Squashing migrations

We have discussed the idea of squashing migrations. And came to the preliminar conclusion, that we may be able to squash migrations once per project, but will never be able to delete squashed migrations, as that will break some upgrade paths.
Sadly django does not (yet?) support squashing squashed migrations. [0]
So the current working idea is that we want to take the advantage of a big squashed migration now and maybe never do it again. This builds on the perception, that we have had a lot of erring our ways in the early days of Pulpcore 3.Y and that new migrations are becoming increasingly rare.

The discussion has been captured here:

[0] https://github.com/django/django/pull/14380

1 Like

I hope, we can use telemetry to gather information about how old systems in the wild are and whether we are actually able to squash and delete migrations after all.

What is the expected speed up for applying all migrations on a new installation?
Is this really worth the pandoras box you are opening.

Having (on rare occasions) back ported migrations to older versions on our internal build we are generally not looking forward to dealing with this.

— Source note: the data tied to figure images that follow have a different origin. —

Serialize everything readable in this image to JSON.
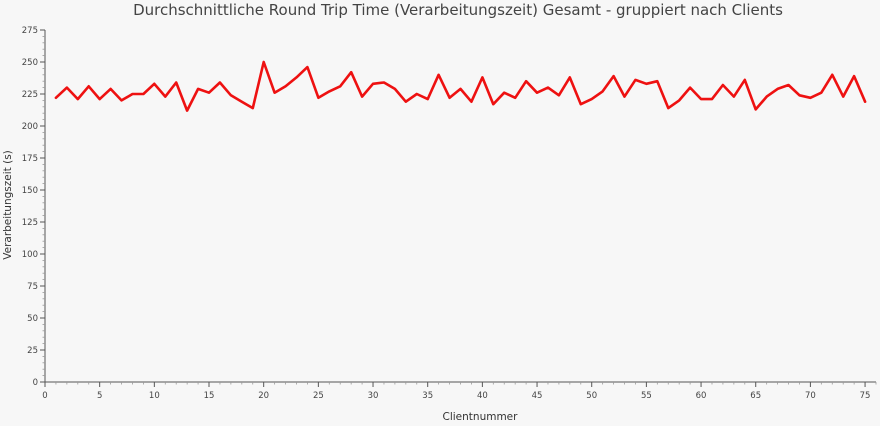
{
  "chart_data": {
    "type": "line",
    "title": "Durchschnittliche Round Trip Time (Verarbeitungszeit) Gesamt - gruppiert nach Clients",
    "xlabel": "Clientnummer",
    "ylabel": "Verarbeitungszeit (s)",
    "xlim": [
      0,
      76
    ],
    "ylim": [
      0,
      275
    ],
    "x_ticks": [
      0,
      5,
      10,
      15,
      20,
      25,
      30,
      35,
      40,
      45,
      50,
      55,
      60,
      65,
      70,
      75
    ],
    "y_ticks": [
      0,
      25,
      50,
      75,
      100,
      125,
      150,
      175,
      200,
      225,
      250,
      275
    ],
    "grid": false,
    "series": [
      {
        "color": "#ee1111",
        "x": [
          1,
          2,
          3,
          4,
          5,
          6,
          7,
          8,
          9,
          10,
          11,
          12,
          13,
          14,
          15,
          16,
          17,
          18,
          19,
          20,
          21,
          22,
          23,
          24,
          25,
          26,
          27,
          28,
          29,
          30,
          31,
          32,
          33,
          34,
          35,
          36,
          37,
          38,
          39,
          40,
          41,
          42,
          43,
          44,
          45,
          46,
          47,
          48,
          49,
          50,
          51,
          52,
          53,
          54,
          55,
          56,
          57,
          58,
          59,
          60,
          61,
          62,
          63,
          64,
          65,
          66,
          67,
          68,
          69,
          70,
          71,
          72,
          73,
          74,
          75
        ],
        "values": [
          222,
          230,
          221,
          231,
          221,
          229,
          220,
          225,
          225,
          233,
          223,
          234,
          212,
          229,
          226,
          234,
          224,
          219,
          214,
          250,
          226,
          231,
          238,
          246,
          222,
          227,
          231,
          242,
          223,
          233,
          234,
          229,
          219,
          225,
          221,
          240,
          222,
          229,
          219,
          238,
          217,
          226,
          222,
          235,
          226,
          230,
          224,
          238,
          217,
          221,
          227,
          239,
          223,
          236,
          233,
          235,
          214,
          220,
          230,
          221,
          221,
          232,
          223,
          236,
          213,
          223,
          229,
          232,
          224,
          222,
          226,
          240,
          223,
          239,
          219
        ]
      }
    ]
  }
}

Is the proposal here to squash migrations before each release? So if pulpcore 3.Y has 3 new migrations, squash them before releasing, or is the proposal to squash migrations from older releases (say <3.05 for example).

The proposal is to squash a considerable amount of existing migrations starting at 0000_initial so that new installations can skip all the erring around tables and fields that were created to be deleted again together with the complicated data migrations there. But we would not delete any migration so we do not break any existing upgrade path.

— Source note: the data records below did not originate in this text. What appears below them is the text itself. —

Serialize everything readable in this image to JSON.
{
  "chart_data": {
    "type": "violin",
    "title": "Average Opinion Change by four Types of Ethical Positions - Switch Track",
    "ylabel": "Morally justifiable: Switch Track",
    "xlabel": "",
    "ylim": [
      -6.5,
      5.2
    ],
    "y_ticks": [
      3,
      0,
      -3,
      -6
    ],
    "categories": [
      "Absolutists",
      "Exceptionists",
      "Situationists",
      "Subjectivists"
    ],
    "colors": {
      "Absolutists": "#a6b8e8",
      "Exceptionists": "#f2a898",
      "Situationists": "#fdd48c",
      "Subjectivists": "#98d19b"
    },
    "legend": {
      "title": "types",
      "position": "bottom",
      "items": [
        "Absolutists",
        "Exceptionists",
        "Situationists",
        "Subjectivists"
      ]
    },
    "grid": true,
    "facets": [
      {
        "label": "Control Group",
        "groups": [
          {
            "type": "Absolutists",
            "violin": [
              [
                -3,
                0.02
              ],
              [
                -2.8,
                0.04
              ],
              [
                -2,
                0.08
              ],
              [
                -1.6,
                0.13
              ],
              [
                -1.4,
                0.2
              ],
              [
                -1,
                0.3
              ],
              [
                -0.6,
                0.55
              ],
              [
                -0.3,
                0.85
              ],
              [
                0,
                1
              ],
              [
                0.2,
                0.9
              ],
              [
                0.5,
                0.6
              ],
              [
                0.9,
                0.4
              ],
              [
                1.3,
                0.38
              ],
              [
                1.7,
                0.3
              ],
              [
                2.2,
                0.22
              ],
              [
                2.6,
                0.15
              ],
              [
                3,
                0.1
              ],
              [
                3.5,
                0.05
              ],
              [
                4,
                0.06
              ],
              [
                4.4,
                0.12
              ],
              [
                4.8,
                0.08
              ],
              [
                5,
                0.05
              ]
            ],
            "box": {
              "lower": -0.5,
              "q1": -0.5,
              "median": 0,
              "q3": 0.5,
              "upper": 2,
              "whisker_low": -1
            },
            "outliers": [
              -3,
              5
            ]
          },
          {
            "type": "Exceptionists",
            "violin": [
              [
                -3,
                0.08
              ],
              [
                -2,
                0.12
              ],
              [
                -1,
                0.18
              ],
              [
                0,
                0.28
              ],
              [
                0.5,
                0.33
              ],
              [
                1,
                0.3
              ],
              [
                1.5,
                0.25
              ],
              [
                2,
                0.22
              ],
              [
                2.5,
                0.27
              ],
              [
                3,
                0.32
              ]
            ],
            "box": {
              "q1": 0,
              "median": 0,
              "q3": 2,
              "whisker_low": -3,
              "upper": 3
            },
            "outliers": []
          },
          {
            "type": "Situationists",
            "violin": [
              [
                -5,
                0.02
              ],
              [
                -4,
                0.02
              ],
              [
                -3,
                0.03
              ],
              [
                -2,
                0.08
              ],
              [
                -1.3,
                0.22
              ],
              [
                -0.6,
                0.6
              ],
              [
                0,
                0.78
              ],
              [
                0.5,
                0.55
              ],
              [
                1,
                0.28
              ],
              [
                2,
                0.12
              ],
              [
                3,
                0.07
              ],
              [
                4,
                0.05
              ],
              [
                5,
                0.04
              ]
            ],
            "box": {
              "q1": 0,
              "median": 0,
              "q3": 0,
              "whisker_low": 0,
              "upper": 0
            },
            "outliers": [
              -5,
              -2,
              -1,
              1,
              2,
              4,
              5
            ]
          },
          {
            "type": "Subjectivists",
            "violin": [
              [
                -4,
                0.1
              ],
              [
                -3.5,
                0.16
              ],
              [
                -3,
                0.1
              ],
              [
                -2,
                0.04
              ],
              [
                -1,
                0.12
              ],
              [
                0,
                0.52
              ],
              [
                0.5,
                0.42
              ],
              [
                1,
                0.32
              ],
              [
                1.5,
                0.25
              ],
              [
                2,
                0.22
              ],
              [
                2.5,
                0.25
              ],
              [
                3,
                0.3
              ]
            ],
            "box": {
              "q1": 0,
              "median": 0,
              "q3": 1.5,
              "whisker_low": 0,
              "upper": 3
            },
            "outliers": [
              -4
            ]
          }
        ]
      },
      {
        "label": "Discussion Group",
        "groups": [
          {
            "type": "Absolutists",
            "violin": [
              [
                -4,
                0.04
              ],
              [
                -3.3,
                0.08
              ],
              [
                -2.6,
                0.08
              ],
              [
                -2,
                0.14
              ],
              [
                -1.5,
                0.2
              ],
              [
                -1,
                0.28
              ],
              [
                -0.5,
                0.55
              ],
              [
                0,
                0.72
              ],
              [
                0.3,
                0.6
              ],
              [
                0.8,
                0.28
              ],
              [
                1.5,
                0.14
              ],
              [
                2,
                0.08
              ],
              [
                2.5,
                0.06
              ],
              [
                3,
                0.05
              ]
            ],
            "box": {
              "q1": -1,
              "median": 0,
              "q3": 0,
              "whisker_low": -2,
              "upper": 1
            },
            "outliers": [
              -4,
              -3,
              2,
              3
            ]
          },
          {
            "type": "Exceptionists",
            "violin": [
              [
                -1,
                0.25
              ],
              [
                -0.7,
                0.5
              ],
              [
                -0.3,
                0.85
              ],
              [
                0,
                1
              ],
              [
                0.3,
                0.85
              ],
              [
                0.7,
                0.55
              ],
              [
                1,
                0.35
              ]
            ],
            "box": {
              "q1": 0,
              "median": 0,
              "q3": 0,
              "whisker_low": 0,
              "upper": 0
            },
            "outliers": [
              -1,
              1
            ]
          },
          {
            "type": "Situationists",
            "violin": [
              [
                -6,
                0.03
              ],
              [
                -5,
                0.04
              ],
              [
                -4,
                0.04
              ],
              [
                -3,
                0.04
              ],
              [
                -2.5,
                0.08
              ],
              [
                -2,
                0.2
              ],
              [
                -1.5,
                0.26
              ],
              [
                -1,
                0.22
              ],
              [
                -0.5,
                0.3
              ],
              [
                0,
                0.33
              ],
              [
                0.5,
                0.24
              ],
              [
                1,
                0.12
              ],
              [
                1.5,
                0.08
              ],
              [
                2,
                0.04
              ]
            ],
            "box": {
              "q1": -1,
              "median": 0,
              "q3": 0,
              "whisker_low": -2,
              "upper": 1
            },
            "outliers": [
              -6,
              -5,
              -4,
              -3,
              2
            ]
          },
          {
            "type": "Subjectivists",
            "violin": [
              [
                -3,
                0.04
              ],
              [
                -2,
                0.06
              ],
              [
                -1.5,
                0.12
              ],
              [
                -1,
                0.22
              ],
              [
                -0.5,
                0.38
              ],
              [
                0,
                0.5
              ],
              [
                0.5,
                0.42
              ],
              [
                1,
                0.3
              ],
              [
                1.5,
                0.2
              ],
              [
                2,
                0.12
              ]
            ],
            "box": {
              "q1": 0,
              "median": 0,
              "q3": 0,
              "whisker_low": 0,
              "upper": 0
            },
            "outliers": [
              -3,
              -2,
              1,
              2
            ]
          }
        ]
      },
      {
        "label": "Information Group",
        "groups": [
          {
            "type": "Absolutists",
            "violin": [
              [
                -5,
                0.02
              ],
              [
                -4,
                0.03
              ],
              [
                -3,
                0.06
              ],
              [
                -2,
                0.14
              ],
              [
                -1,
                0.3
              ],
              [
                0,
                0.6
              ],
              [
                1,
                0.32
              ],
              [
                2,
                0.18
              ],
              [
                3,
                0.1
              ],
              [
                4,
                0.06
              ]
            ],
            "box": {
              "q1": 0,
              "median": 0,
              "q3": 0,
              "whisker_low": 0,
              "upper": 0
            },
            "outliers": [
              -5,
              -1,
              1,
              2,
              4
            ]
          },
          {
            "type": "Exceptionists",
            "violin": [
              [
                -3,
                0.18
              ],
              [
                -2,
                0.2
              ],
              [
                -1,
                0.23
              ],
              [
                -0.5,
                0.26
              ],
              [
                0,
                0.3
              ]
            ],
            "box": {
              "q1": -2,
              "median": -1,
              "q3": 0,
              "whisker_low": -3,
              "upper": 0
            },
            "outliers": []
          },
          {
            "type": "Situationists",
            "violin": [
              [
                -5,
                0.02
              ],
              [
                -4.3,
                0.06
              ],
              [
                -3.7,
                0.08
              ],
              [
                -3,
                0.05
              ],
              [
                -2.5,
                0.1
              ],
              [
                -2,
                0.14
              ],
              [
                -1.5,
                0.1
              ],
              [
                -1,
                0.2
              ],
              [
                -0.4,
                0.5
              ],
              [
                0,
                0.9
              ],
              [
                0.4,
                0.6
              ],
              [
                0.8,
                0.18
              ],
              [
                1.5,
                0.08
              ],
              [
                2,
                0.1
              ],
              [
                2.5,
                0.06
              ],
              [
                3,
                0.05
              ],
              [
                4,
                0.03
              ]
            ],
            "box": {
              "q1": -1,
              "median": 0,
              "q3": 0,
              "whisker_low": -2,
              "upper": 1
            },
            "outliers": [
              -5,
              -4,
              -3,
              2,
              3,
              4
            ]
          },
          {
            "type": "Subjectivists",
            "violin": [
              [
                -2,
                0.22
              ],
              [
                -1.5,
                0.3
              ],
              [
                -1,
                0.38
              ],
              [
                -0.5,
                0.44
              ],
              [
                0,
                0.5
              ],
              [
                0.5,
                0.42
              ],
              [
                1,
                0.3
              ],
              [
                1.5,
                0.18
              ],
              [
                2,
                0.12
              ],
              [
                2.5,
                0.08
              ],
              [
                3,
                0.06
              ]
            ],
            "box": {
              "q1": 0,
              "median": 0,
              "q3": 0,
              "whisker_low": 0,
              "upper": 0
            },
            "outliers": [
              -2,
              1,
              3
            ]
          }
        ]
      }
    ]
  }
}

Does this mean both the squash migration and the original migration set would be present in the repository (at least for the foreseeable future)?

And I am still genuinely interested in how much of a speed up is expected from this for a first time Pulp installation?

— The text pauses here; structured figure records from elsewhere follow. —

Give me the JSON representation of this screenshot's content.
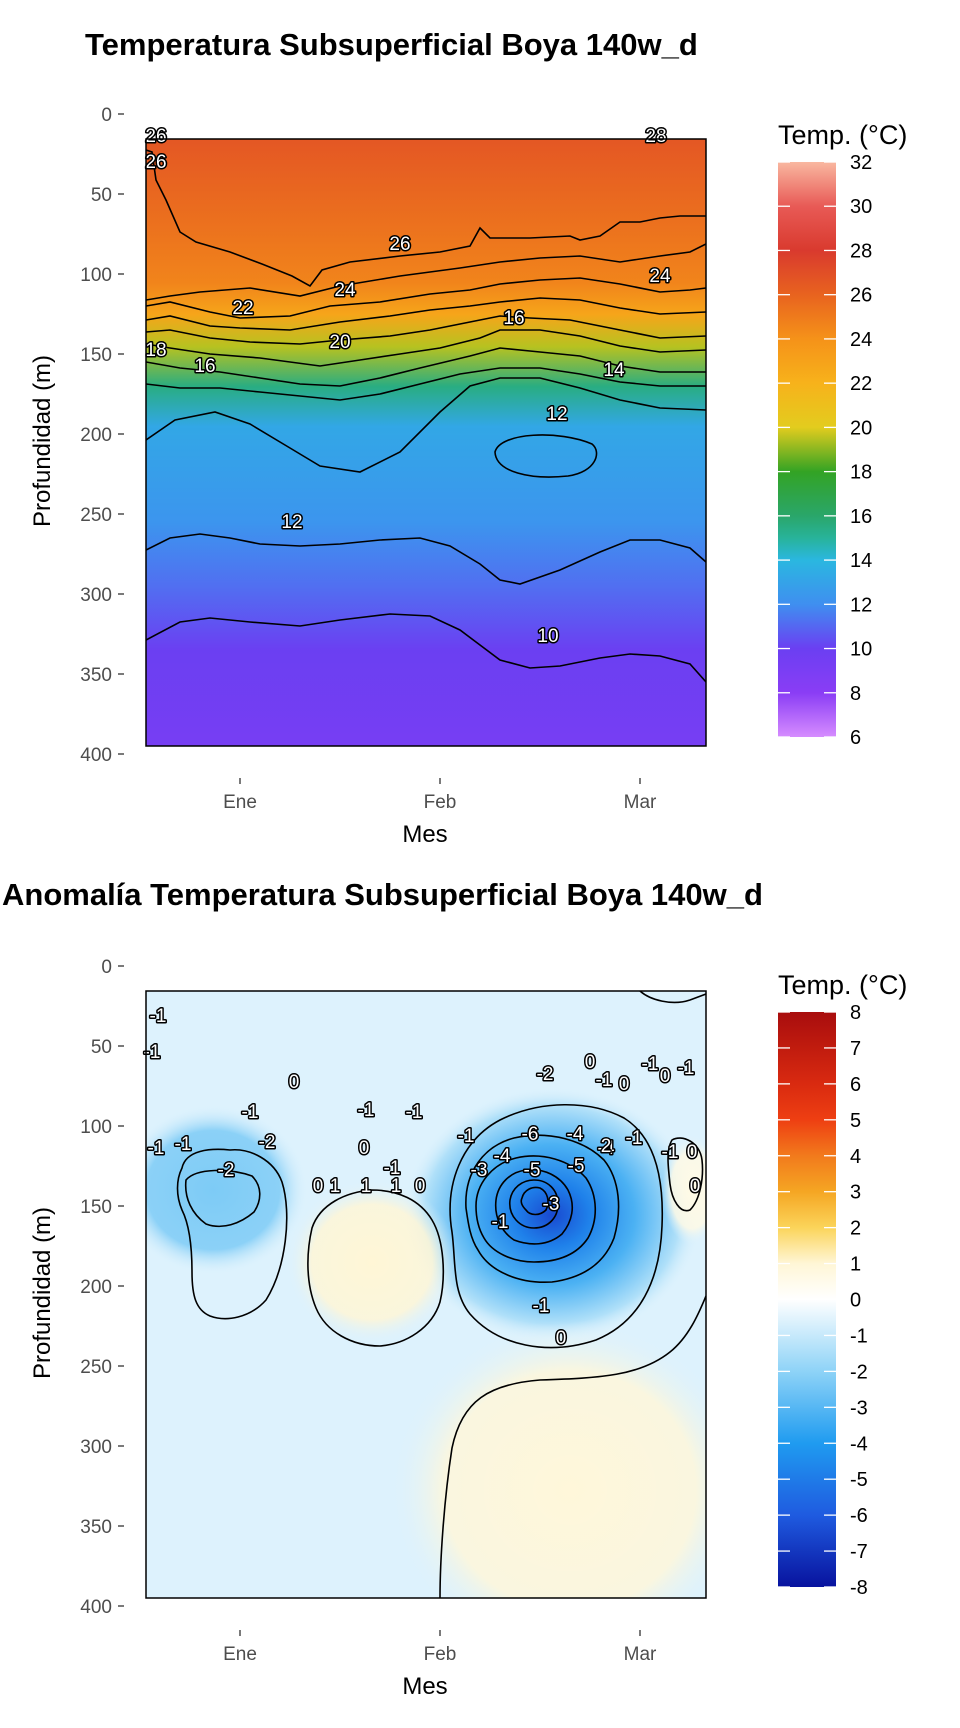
{
  "chart_data": [
    {
      "type": "heatmap",
      "title": "Temperatura Subsuperficial Boya 140w_d",
      "xlabel": "Mes",
      "ylabel": "Profundidad (m)",
      "x_ticks": [
        "Ene",
        "Feb",
        "Mar"
      ],
      "y_ticks": [
        "0",
        "50",
        "100",
        "150",
        "200",
        "250",
        "300",
        "350",
        "400"
      ],
      "ylim": [
        400,
        0
      ],
      "y_data_range": [
        20,
        400
      ],
      "legend": {
        "title": "Temp. (°C)",
        "placement": "right",
        "min": 6,
        "max": 32,
        "ticks": [
          "32",
          "30",
          "28",
          "26",
          "24",
          "22",
          "20",
          "18",
          "16",
          "14",
          "12",
          "10",
          "8",
          "6"
        ],
        "colors": [
          {
            "v": 6,
            "c": "#d68cff"
          },
          {
            "v": 8,
            "c": "#8a3df5"
          },
          {
            "v": 10,
            "c": "#6b3ff2"
          },
          {
            "v": 12,
            "c": "#3f8ff0"
          },
          {
            "v": 14,
            "c": "#2ab7e0"
          },
          {
            "v": 15,
            "c": "#28b39a"
          },
          {
            "v": 16,
            "c": "#2aa66a"
          },
          {
            "v": 18,
            "c": "#33a324"
          },
          {
            "v": 20,
            "c": "#e3cc1e"
          },
          {
            "v": 22,
            "c": "#f7b21b"
          },
          {
            "v": 24,
            "c": "#f59219"
          },
          {
            "v": 26,
            "c": "#e8631f"
          },
          {
            "v": 28,
            "c": "#d93a2e"
          },
          {
            "v": 30,
            "c": "#e85a56"
          },
          {
            "v": 32,
            "c": "#f9b7a0"
          }
        ]
      },
      "profile": [
        {
          "depth": 20,
          "temp": 26.6
        },
        {
          "depth": 70,
          "temp": 25.5
        },
        {
          "depth": 110,
          "temp": 24.6
        },
        {
          "depth": 130,
          "temp": 22.8
        },
        {
          "depth": 150,
          "temp": 19.5
        },
        {
          "depth": 175,
          "temp": 15.5
        },
        {
          "depth": 200,
          "temp": 13.2
        },
        {
          "depth": 260,
          "temp": 12.3
        },
        {
          "depth": 300,
          "temp": 11.2
        },
        {
          "depth": 340,
          "temp": 10.0
        },
        {
          "depth": 400,
          "temp": 9.2
        }
      ],
      "contour_labels": [
        "26",
        "26",
        "28",
        "26",
        "24",
        "24",
        "22",
        "20",
        "18",
        "16",
        "16",
        "14",
        "12",
        "12",
        "10"
      ]
    },
    {
      "type": "heatmap",
      "title": "Anomalía Temperatura Subsuperficial Boya 140w_d",
      "xlabel": "Mes",
      "ylabel": "Profundidad (m)",
      "x_ticks": [
        "Ene",
        "Feb",
        "Mar"
      ],
      "y_ticks": [
        "0",
        "50",
        "100",
        "150",
        "200",
        "250",
        "300",
        "350",
        "400"
      ],
      "ylim": [
        400,
        0
      ],
      "y_data_range": [
        20,
        400
      ],
      "legend": {
        "title": "Temp. (°C)",
        "placement": "right",
        "min": -8,
        "max": 8,
        "ticks": [
          "8",
          "7",
          "6",
          "5",
          "4",
          "3",
          "2",
          "1",
          "0",
          "-1",
          "-2",
          "-3",
          "-4",
          "-5",
          "-6",
          "-7",
          "-8"
        ],
        "colors": [
          {
            "v": -8,
            "c": "#08139e"
          },
          {
            "v": -6,
            "c": "#1f5be0"
          },
          {
            "v": -4,
            "c": "#1f9bf0"
          },
          {
            "v": -2,
            "c": "#8ed3f7"
          },
          {
            "v": 0,
            "c": "#ffffff"
          },
          {
            "v": 1,
            "c": "#fff6d6"
          },
          {
            "v": 2,
            "c": "#fbd45a"
          },
          {
            "v": 3,
            "c": "#f5a623"
          },
          {
            "v": 4,
            "c": "#f27a1c"
          },
          {
            "v": 5,
            "c": "#ee3f12"
          },
          {
            "v": 6,
            "c": "#d92a10"
          },
          {
            "v": 8,
            "c": "#a80d0d"
          }
        ]
      },
      "background_anomaly": -0.6,
      "features": [
        {
          "month": 0.72,
          "depth": 205,
          "value": 1.0
        },
        {
          "month": 2.1,
          "depth": 320,
          "value": 0.9
        },
        {
          "month": 1.45,
          "depth": 130,
          "value": -6.5
        },
        {
          "month": 0.0,
          "depth": 145,
          "value": -2.3
        },
        {
          "month": 2.25,
          "depth": 140,
          "value": 0.6
        }
      ],
      "contour_labels": [
        "-1",
        "-1",
        "-1",
        "-1",
        "-2",
        "-2",
        "-1",
        "0",
        "-1",
        "-1",
        "0",
        "-1",
        "-1",
        "-1",
        "1",
        "1",
        "1",
        "0",
        "0",
        "-2",
        "-4",
        "-6",
        "-5",
        "-3",
        "-4",
        "-5",
        "-3",
        "-4",
        "-1",
        "0",
        "2",
        "-1",
        "0",
        "-1",
        "0",
        "-1",
        "0",
        "-1",
        "0",
        "-1",
        "0"
      ]
    }
  ]
}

Yes, it does. The sad part is that we cannot remove dead code that only supports the old migrations, and that we cannot remove the squashed migration again and therefore never squash again.

I’m also interested. Trying to find time to do some measurements.

With file, container and deb plugin running time pulpcore-manager migrate on an empty database:

All “main” branches:

real 0m17.820s
user 0m12.998s
sys 0m0.283s

pulpcore migrations squashed up to 0076:

real 0m14.146s
user 0m10.005s
sys 0m0.237s

pulpcore migrations squashed up to 0076, file to 0014, container to 0032 and deb to 0019:

real 0m10.297s
user 0m6.011s
sys 0m0.249s

Disclaimer: This is not a solid experiment, but just a single datapoint for each case.

2 Likes

The cost/benefit here isn’t adding up for me. I perceive the effort and risks are significant and the benefits are slim. These numbers are small times paid once by users, and even as developer overhead it’s not a lot of wall clock time. If you still want to go forward with it, you’re confident nothing bad will happen, and are willing to handle any outcomes that do happen, feel free.